A Few Ways To Stop Comparing Yourself To Everyone Else
If there is anything I do know for sure it's that comparison is the thief of joy. It steals everything away from you, leaves you feeling miserable and downtrodden and it's something that's so easy to do to yourself and it's probably a trap that we all fall into. Something I've worked really hard on over the past few years is to stop comparing myself to everyone else because it was making me seriously miserable and here are a few ways that I broke out of the habit.
CONSUME CAREFULLY
For me, the main source of my comparisons was what I was seeing on social media and it's so easy to do. We all consume social media on a daily basis, passive or not it's still flooding our brain constantly. Social media is part of my blog and therefore part of my job so I can't avoid it entirely but something I do have the choice of is who I follow and that's something that's so easy to forget. We have complete control of what we consume online and have the decision whether we're going to follow something that makes us feel mediocre and rubbish or follow something that inspires us and makes us feel awesome. I love to follow people who post beautiful carefully curated content but aren't afraid to say something isn't working out and having that balance is so important as breaks down those glossy social media barriers.
WE ALL HAVE OUR OWN PATHS
When you're at school and college we're all generally on the same path to the same destination. But in adult life, we're all on completely different paths and that's awesome because when you interact with others it gives you an insight into how other people are doing.

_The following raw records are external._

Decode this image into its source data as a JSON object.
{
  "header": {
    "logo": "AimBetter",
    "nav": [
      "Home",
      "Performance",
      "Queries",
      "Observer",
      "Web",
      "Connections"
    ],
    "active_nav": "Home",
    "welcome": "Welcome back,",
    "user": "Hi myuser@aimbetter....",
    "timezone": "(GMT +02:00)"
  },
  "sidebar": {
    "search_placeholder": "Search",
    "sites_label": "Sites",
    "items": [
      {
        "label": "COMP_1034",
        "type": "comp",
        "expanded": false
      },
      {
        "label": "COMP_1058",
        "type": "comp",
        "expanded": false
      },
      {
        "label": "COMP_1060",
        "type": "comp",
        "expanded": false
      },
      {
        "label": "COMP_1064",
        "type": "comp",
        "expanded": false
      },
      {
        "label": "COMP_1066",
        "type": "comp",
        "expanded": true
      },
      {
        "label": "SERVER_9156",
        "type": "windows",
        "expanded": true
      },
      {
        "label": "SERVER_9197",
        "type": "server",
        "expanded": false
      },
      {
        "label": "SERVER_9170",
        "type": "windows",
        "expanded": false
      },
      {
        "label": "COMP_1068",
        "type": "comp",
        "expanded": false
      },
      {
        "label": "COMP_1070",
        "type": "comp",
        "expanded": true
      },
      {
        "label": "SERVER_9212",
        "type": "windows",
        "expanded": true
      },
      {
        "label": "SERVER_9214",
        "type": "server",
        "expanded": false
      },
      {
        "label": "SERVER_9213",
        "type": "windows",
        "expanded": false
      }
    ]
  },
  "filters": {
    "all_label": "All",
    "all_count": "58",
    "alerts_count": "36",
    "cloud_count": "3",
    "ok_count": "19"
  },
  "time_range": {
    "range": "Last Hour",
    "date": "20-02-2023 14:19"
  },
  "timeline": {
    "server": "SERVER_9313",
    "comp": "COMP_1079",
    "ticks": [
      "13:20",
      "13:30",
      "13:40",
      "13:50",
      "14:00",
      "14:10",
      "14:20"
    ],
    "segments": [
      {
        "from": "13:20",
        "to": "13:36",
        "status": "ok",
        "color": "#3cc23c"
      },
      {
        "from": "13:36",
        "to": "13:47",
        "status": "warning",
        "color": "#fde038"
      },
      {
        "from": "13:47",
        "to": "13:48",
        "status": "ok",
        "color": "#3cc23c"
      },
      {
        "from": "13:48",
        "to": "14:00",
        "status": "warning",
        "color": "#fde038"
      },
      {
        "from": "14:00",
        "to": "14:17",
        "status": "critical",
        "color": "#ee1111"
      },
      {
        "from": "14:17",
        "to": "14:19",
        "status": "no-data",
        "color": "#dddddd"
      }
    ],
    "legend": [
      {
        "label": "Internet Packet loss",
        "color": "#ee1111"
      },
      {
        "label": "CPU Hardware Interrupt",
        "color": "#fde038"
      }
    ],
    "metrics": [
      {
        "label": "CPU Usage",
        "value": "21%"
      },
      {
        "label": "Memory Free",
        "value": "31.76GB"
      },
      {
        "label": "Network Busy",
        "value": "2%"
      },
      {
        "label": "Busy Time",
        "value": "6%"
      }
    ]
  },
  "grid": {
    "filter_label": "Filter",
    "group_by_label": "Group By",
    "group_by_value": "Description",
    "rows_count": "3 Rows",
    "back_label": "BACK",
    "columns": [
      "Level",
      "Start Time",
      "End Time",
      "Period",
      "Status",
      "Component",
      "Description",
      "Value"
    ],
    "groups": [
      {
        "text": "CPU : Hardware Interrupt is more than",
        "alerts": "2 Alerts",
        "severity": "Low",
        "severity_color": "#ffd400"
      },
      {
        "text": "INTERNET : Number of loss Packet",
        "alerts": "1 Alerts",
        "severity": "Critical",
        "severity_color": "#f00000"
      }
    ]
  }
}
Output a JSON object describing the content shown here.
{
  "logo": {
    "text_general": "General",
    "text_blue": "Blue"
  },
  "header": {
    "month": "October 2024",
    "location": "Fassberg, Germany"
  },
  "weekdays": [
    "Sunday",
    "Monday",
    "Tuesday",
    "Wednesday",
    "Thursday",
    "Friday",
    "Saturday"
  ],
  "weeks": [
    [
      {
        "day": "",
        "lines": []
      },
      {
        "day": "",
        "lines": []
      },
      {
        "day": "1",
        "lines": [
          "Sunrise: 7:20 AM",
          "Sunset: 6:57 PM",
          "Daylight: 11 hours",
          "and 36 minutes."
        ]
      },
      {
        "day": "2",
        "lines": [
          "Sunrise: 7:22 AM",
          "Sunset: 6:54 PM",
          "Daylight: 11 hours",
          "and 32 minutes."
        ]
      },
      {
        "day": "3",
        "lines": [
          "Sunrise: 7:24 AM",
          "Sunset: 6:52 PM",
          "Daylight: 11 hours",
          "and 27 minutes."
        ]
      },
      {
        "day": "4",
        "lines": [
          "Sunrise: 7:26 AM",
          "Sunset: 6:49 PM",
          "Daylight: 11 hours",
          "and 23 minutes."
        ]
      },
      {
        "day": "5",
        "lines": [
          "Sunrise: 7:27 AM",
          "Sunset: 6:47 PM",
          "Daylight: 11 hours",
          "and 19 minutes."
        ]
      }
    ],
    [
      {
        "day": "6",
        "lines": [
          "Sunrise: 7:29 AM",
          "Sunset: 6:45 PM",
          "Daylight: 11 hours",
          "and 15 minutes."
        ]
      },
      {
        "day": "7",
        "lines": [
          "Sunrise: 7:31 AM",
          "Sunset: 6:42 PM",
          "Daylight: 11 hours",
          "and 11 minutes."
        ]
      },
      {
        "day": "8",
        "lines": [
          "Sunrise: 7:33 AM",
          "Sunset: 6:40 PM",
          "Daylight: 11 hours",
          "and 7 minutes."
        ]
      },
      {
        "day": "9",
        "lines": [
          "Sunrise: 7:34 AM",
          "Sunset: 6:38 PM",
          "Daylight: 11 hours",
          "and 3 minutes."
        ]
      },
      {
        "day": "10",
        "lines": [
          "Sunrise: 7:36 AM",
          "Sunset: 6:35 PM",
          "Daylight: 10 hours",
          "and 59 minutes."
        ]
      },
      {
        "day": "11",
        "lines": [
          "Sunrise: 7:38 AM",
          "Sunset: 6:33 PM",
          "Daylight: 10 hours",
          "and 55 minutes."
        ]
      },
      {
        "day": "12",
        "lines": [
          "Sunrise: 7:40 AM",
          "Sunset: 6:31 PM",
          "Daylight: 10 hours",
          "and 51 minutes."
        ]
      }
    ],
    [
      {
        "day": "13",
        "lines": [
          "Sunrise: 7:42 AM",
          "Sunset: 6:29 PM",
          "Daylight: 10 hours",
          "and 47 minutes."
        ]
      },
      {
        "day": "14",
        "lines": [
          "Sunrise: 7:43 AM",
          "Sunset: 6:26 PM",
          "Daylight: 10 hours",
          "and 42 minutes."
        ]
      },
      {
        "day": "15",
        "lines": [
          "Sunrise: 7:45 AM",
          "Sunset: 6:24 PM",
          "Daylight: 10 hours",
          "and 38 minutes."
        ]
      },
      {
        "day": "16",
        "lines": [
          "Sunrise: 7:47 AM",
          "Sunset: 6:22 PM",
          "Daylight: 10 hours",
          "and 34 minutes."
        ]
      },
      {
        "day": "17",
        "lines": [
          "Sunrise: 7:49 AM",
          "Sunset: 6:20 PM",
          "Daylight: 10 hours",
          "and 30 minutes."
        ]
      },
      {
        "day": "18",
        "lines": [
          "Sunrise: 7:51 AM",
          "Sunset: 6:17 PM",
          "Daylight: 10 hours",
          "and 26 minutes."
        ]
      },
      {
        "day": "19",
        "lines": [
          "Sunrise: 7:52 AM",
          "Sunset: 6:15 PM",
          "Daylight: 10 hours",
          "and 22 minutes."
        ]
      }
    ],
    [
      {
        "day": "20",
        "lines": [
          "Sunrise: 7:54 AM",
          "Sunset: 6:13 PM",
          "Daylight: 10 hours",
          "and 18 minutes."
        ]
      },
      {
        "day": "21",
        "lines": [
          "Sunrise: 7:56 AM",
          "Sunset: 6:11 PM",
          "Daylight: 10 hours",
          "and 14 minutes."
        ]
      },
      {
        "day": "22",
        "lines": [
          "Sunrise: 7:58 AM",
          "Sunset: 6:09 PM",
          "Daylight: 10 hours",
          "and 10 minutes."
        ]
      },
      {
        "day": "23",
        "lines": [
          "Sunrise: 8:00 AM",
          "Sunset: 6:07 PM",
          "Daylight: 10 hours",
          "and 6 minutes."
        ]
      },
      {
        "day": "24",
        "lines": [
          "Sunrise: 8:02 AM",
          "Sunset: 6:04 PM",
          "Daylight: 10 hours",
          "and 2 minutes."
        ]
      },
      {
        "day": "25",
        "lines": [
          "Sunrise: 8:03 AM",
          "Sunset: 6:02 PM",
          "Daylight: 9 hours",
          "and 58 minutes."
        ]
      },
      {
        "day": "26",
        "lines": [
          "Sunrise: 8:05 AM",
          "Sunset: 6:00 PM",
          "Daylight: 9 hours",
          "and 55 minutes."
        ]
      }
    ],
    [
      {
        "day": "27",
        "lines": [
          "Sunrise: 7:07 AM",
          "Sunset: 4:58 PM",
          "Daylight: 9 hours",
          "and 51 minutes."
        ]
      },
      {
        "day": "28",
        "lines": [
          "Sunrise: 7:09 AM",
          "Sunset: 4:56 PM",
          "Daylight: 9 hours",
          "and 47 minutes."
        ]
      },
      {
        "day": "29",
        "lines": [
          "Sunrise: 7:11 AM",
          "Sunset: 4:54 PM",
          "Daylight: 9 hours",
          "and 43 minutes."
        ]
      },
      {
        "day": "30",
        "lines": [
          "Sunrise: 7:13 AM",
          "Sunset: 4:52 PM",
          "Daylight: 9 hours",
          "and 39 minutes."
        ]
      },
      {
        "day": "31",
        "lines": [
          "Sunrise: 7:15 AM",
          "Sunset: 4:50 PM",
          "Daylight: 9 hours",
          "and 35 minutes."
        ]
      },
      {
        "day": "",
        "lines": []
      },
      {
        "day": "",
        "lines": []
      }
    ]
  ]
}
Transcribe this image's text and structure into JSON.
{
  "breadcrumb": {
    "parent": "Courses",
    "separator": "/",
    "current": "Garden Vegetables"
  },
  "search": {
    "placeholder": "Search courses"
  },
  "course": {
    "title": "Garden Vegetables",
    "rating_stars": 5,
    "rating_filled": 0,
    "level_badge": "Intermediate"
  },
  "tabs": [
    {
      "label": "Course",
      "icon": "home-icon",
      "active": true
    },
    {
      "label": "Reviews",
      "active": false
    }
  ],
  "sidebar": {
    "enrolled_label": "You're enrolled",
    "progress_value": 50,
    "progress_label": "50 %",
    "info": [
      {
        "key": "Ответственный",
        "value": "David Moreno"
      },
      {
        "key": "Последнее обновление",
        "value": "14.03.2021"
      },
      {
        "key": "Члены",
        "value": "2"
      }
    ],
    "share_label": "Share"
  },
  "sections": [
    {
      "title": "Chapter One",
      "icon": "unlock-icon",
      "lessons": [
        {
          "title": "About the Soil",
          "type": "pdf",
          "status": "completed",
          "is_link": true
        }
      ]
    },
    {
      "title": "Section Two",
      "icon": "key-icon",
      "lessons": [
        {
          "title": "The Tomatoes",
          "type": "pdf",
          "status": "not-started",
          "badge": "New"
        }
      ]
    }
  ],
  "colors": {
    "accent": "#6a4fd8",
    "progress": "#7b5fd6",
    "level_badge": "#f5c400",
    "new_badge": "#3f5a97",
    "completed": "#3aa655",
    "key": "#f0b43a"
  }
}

There is no one way to do life, even though it might feel that way but there really isn't and just because someone you love is living their life one way doesn't mean you have to follow suit.
DON'T RELY ON OTHER PEOPLES APPROVAL
I think we all enjoy getting praise and approval from other people. But relying on it constantly to know you're doing ok is a dangerous habit of falling in to. I know in the past I would always rely on other people to tell me something was good to feel happy about it. And it can be hard to give praise to yourself when it feels almost unnatural as we worry about being arrogant or big headed but that's not the case at all. We're allowed to be proud of ourselves and our achievements and it can help boost our confidence.
HAVE FAITH IN YOURSELF
Something that's pretty odd in our society is that so often we will trust a complete strangers opinion over our own. Having faith in yourself and your decisions is hard and it's so easy to constantly doubt yourself and worry constantly that you're not making the right decision or choice. And it feels so easy to let your doubts and worries cloud your judgement and hold you back but when something feels right in your gut then it's probably the right choice for you. Having someone else's input when it comes to making decisions is great as it gives you a broader insight but there is no-one who knows what's best for you more than yourself.
DON'T LET OTHER PEOPLES SUCCESSES CLOUD YOURS
When you see people constantly sharing and celebrating their successes online it can so easily to let it cloud what you're achieving or trying to get to. I used to be so terrible for downplaying every single thing I achieved because someone online was always doing better than I was. But we can't all achieve the exact same thing as everyone else, it's just not feasible. What we define as a success is all personal to us, some people might deem making 6 figures a year as a success and to some, it might be seeking joy in each day. Seeking out your own definition and realising the only person you're in competition with is yourself is something that's really helped me stop downplaying my achievements no matter how big or small they are.
Do you have any tips to stop comparing yourself?